Bret Devereaux's https://acoup.blog/ is a fantastic weekly read. I was drawn in by some of the comparisons between Lord of the Rings and historical battle practices [0][1]. Right now, he's in the middle of a series on how Paradox Interactive games portray history, what things are accurate/inaccurate, and how to best connect with students whose interest in history was sparked by Paradox games [2].

[0] https://acoup.blog/category/collections/siege-of-gondor/

[1] https://acoup.blog/category/collections/the-battle-of-helms-...

[2] https://acoup.blog/category/collections/teaching-paradox/

I clicked on this thread wondering how high in the comment section would his blog appear.

I'm not disappointed.

I have wondered why a historian's blog ends up being a regular favorite on Hacker News.

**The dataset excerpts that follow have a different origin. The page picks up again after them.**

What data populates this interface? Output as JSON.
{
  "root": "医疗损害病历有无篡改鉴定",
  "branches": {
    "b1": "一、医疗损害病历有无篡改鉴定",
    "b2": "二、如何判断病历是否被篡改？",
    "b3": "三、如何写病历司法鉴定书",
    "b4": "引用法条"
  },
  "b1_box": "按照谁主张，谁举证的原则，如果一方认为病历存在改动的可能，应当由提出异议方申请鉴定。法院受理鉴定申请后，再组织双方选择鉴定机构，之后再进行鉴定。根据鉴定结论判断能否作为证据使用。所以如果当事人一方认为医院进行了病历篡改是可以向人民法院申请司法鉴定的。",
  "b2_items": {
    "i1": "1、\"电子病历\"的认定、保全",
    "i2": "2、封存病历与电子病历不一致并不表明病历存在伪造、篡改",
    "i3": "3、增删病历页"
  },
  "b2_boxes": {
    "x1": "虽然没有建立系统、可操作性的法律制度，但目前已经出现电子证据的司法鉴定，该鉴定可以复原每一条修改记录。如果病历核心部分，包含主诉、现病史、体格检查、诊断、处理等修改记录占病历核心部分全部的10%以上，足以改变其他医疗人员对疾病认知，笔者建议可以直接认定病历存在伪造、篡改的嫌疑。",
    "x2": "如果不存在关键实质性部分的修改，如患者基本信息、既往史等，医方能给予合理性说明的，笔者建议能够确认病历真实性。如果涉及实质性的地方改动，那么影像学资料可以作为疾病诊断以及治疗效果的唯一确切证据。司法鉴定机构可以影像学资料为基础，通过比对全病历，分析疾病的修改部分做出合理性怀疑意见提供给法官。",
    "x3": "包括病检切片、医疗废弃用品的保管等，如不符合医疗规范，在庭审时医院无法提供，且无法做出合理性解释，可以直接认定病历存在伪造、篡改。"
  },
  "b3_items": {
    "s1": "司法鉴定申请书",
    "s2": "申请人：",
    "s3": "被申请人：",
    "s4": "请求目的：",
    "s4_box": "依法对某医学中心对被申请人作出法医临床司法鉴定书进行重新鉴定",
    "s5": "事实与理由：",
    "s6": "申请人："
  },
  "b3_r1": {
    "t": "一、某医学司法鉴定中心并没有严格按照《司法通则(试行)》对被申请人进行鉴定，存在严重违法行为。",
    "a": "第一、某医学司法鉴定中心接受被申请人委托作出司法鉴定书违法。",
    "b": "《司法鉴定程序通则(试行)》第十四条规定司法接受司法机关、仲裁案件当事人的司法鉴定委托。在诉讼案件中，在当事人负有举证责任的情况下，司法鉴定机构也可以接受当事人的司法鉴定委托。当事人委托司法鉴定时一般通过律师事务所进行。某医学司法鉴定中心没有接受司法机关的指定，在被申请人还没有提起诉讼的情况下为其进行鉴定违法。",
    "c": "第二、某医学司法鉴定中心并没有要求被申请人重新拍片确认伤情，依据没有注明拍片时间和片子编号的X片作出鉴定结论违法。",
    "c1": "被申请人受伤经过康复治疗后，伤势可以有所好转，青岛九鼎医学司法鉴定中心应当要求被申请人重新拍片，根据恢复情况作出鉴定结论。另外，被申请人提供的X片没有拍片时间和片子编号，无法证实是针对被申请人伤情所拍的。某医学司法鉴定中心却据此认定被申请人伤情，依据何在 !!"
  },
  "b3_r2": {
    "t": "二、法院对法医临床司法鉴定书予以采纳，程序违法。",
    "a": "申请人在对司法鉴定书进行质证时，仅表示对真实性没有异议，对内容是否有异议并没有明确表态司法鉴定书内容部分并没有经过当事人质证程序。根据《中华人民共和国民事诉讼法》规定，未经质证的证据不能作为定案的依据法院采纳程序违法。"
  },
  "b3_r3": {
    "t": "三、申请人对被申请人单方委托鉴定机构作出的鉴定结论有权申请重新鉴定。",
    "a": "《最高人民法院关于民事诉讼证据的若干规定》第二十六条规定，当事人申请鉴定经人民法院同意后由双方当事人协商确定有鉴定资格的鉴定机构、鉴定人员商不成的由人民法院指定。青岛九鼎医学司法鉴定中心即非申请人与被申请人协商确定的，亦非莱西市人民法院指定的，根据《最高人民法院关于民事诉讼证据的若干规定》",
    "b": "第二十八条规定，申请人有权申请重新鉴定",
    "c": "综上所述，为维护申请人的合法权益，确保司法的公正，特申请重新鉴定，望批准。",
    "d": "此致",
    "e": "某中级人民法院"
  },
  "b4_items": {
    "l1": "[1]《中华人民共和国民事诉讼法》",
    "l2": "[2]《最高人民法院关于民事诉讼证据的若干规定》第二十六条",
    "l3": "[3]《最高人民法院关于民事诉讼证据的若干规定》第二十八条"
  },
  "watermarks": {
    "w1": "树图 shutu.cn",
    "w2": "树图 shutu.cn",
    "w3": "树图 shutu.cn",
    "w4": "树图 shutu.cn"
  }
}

I would imagine because it is nearly surgical in its descriptions of technical and mechanical processes. He goes into granular step-by-step detail about how things work, both at a low-level and at a high-level. Not unlike the work of a programmer!
I mean, when discussing archers, he actually brought physics, empirical studies, historical anecdotes, analyzed artwork, and compared to modern video games and TV.

The guy thinks and that's fun to watch.

Thanks for linking the paradox post, very interesting!

Unfortunately, this writer is seriously overusing parentheses and this disrupts the reading flow.

Disrupts the reading flow for you.

I find his parentheticals, italics, and bolding, make the structure of the thoughts behind his words more clear to me.

I appreciate this style of writing, at least for these sorts of topics.

People are different.

Thank you for this heads up. I've just dived into a discussion/state of play/essay of medieval medicine by an expert in the field. I'm now in the middle of a personal paradigm shift, if that's not too ridiculous!

This is part of a longer paragraph with some more context but it is indicative of the treasures to be found:

"So, we have a doubly difficult time understanding what medieval medicine was, because the people who practiced didn’t write about it, and the people who wrote about medicine thought practice was beneath them."

Dan Luu! https://danluu.com/

He talks about systems performance and it's super deep and detailed. Highly respectable and inspiring.

daedtech.com - Erik Dietrich - software, consulting, entrepreneurship, slow travel while doing the aforementioned
Warning, better copy paste the link than clicking on it. When redirected from HN site, the displayed page is an NSFW page, probably shows jwz's aversion to hordes coming via HN.
Check out my blogroll: https://jlelse.blog/blogroll

Do you have blogrolls as well?

This is the coolest shit I've seen today.

Great take on a webring.

Thanks! — let's adopt this, wow.

Blogrolls are good things, but unfortunately they aren't universal these days.